Sean bienvenidos a una crónica que tiene su origen en algo leído recientemente en ese océano de datos y opiniones que son las redes sociales. Un 20% del tiempo que un peatón camina por una ciudad lo pasa en realidad parado frente a un semáforo en rojo. Eso se aseguraba. Qué mejor, pues, que, cronómetro en mano, echar unas cuentas por las calles de Barcelona, rememorar en qué momento de la historia los viandantes fueron domesticados para obedecer unas luces de colores, vislumbrar cuál es el futuro por llegar en esta materia y, como propina, revelar la identidad de uno de los semáforos más ruines del centro de la ciudad, pero eso último será solo al final del texto.

El experimento, si así se le puede llamar sin faltarle el respeto al método científico, ha sido llevado a cabo en el paseo de Gràcia. Los resultados no serían muy distintos en otras muchas calles, es un ensayo extrapolable, pero la elección del trayecto, la ruta que separa la esquina noreste de plaza de Catalunya de los Jardinets de Gràcia, es más que lógico porque no es un trayecto al que llamen calle, avenida o ronda, sino que es, así se define, un paseo, el de Gràcia, todo un sarcasmo, como se verá.

Nunca el tiempo de paso que el semáforo concede al viandante es mayor que el que otorga al coche. Así se resume el siglo XX

A paso moderado, la distancia seleccionada se cubre en unos 20 minutos. No hay muchos motivos de distracción, salvo que uno sea un entusiasta de los escaparates de las grandes marcas de lujo, idénticas se vaya donde se vaya del mundo, de esas que ponen un forzudo vestido con traje en la puerta, se supone que para ahuyentar a los simples mirones. Cubierta la ruta seis veces, tres en un sentido, tres en otro, sin mirar escaparates, lo habitual es topar como mínimo tres veces con un semáforo en rojo, a veces recién encarnado, otras a media fase de pasar a verde. En el experimento, la suma de los tiempos de ‘no paseo’ representa, respecto al total, un porcentaje que oscila entre el 11% y el 19%. No iba desencaminada, por lo tanto, la idea apuntada en las redes sociales.
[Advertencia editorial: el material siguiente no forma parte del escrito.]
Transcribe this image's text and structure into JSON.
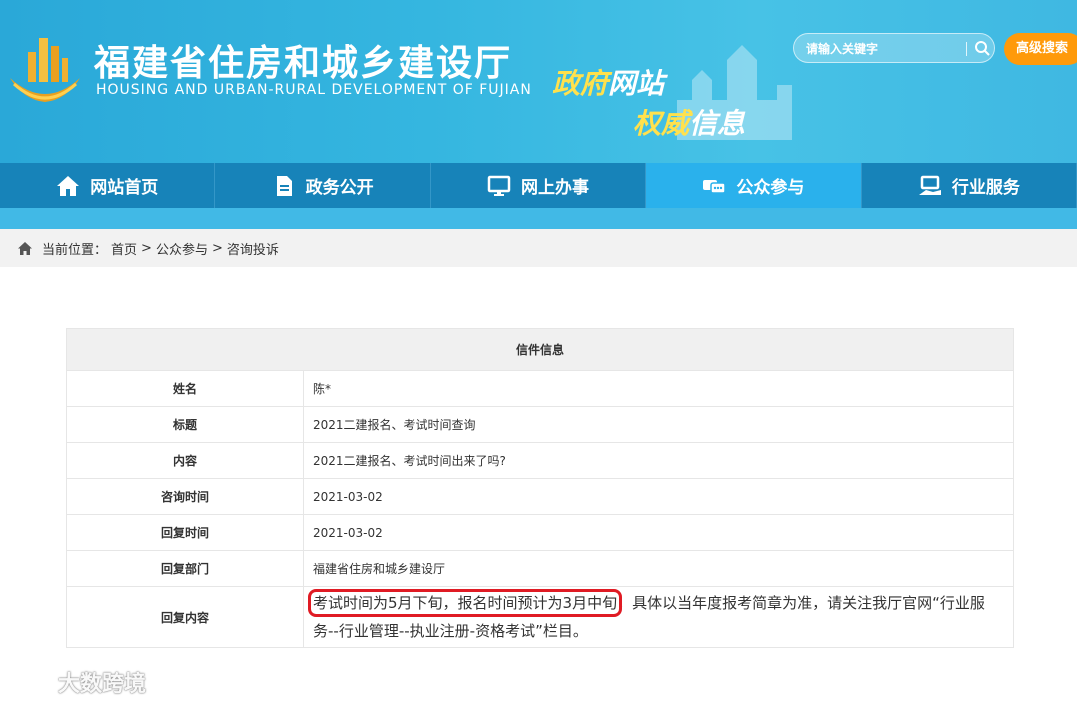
{
  "header": {
    "title": "福建省住房和城乡建设厅",
    "subtitle": "HOUSING AND URBAN-RURAL DEVELOPMENT OF FUJIAN",
    "slogan1_a": "政府",
    "slogan1_b": "网站",
    "slogan2_a": "权威",
    "slogan2_b": "信息",
    "search_placeholder": "请输入关键字",
    "advanced_search": "高级搜索"
  },
  "nav": {
    "items": [
      {
        "label": "网站首页",
        "icon": "home-icon"
      },
      {
        "label": "政务公开",
        "icon": "document-icon"
      },
      {
        "label": "网上办事",
        "icon": "monitor-icon"
      },
      {
        "label": "公众参与",
        "icon": "chat-icon",
        "active": true
      },
      {
        "label": "行业服务",
        "icon": "service-icon"
      }
    ]
  },
  "breadcrumb": {
    "prefix": "当前位置：",
    "home": "首页",
    "sep": ">",
    "level1": "公众参与",
    "level2": "咨询投诉"
  },
  "letter": {
    "heading": "信件信息",
    "rows": [
      {
        "label": "姓名",
        "value": "陈*"
      },
      {
        "label": "标题",
        "value": "2021二建报名、考试时间查询"
      },
      {
        "label": "内容",
        "value": "2021二建报名、考试时间出来了吗?"
      },
      {
        "label": "咨询时间",
        "value": "2021-03-02"
      },
      {
        "label": "回复时间",
        "value": "2021-03-02"
      },
      {
        "label": "回复部门",
        "value": "福建省住房和城乡建设厅"
      }
    ],
    "reply_label": "回复内容",
    "reply_highlight": "考试时间为5月下旬，报名时间预计为3月中旬",
    "reply_rest": "，具体以当年度报考简章为准，请关注我厅官网“行业服务--行业管理--执业注册-资格考试”栏目。"
  },
  "watermark": {
    "text": "大数跨境"
  },
  "colors": {
    "header_bg": "#35b6e0",
    "nav_bg": "#1783b9",
    "nav_active": "#2ab1ec",
    "accent_orange": "#ff9a0a",
    "highlight_red": "#e01b24"
  }
}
Es una ruta que cruza, como mínimo, cuatro calles de gran tráfico, Gran Via, Aragó, València y Diagonal. Los tiempos de programación semafórica son idénticos en todas ellas. 39 segundos para los peatones, 50 para los coches. El Eixample es una coreografía de movilidades que apenas admite solistas. Tanto es así que los tiempos semafóricos de Rosselló, Provença y Diputació, aunque levemente distintos, no están muy lejos de esos parámetros. 45 segundos para los peatones, 45 también para los coches. A primera vista, sorprende, pues Diputació y Provença, por ejemplo, son dos calles de tráfico bastante residual cuando atraviesan el paseo de Gràcia. No se premia al peatón con un ‘bonus time’. Secillamente, este se para y espera. Alguno pasa en rojo, cierto, ante lo absurdo de la situación, pero la ordenanza dice lo que dice y la mayoría respeta la orden.
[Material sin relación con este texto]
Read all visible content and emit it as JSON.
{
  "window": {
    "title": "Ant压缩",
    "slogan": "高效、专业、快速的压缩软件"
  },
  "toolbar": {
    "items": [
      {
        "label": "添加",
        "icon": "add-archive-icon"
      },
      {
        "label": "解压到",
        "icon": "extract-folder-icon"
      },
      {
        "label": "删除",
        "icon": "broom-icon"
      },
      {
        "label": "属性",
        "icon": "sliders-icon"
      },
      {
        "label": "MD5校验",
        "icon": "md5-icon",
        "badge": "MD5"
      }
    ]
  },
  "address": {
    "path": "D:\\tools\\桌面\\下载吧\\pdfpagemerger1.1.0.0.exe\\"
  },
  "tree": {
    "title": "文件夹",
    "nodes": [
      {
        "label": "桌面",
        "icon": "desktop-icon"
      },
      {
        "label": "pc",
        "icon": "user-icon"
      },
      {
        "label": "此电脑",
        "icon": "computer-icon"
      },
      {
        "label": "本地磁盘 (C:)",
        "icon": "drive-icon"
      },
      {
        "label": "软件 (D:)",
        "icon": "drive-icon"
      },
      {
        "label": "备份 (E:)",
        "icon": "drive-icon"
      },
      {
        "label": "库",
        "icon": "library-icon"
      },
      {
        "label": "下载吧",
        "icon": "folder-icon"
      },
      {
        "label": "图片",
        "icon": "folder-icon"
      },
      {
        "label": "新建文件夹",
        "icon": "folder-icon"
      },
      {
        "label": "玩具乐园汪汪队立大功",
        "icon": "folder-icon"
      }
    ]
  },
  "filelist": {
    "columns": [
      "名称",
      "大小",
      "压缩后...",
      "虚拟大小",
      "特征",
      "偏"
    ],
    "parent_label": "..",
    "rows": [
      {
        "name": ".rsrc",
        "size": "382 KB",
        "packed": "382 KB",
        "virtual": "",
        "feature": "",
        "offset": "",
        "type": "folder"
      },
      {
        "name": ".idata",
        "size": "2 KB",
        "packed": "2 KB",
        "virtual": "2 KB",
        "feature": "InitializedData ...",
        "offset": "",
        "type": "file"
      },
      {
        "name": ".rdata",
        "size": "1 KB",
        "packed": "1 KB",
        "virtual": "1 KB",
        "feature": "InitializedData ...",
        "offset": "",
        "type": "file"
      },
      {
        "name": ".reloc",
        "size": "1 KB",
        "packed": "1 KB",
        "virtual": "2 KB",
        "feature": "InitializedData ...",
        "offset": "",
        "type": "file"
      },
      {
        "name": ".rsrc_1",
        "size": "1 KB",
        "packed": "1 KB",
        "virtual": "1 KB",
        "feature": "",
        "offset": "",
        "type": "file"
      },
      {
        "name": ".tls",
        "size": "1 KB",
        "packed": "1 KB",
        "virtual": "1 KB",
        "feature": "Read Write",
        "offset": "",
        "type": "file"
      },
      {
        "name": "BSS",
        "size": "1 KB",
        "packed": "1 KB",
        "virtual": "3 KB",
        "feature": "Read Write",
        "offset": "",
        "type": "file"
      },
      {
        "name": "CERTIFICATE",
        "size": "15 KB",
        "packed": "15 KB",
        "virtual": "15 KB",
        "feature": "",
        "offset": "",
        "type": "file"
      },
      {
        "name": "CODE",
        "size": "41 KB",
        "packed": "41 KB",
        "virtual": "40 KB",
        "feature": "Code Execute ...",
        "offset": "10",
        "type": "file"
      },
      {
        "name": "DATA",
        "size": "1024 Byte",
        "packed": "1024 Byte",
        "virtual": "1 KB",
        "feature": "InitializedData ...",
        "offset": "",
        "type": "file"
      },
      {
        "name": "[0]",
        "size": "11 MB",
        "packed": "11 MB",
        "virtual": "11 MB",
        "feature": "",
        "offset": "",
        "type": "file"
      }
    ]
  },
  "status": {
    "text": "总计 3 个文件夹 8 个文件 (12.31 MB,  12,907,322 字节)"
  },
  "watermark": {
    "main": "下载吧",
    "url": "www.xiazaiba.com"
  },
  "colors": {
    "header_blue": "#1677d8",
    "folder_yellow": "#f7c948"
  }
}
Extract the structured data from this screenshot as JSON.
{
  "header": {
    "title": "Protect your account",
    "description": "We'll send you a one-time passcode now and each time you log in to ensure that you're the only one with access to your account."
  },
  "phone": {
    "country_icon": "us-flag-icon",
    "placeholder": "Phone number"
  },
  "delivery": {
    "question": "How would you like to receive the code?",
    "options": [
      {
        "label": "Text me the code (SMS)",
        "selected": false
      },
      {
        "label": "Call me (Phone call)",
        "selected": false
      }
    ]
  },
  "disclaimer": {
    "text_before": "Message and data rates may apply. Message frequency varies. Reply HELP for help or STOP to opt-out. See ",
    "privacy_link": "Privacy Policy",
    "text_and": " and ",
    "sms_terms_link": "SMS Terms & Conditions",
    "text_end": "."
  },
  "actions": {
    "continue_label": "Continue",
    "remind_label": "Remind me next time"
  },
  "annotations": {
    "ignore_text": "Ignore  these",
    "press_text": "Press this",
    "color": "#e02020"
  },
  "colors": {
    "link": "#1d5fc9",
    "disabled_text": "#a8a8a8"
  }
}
Habrán leído estos días algunos de ustedes, o escuchado en boca de algún cuñado, que alguien tendría que dimitir por esos colosales atascos de utilitarios, berlinas, SUV’s y todoterrenos de alta gama que con motivo de las fiestas navideñas se han producido en algunas zonas comerciales de la ciudad. Se acusa a las autoridades municipales por cochefóbicas, como si ese fuera un fenómeno nuevo. Cuánta poca memoria. Es como aquel chiste de Mafalda en el que un anciano ve pasar a un joven melenudo y exclama que aquello es el acabose. Entonces, Mafalda le reconviene: “No exagere, solo es el continuose del empezose de ustedes”. Ir al centro de compras en coche es la piedra en la que se tropieza desde hace décadas por Navidad y, ahí viene la novedad, es, según las opiniones expresadas en por los barceloneses en las últimas encuestas, una ‘tradición’ que debería ya extinguirse.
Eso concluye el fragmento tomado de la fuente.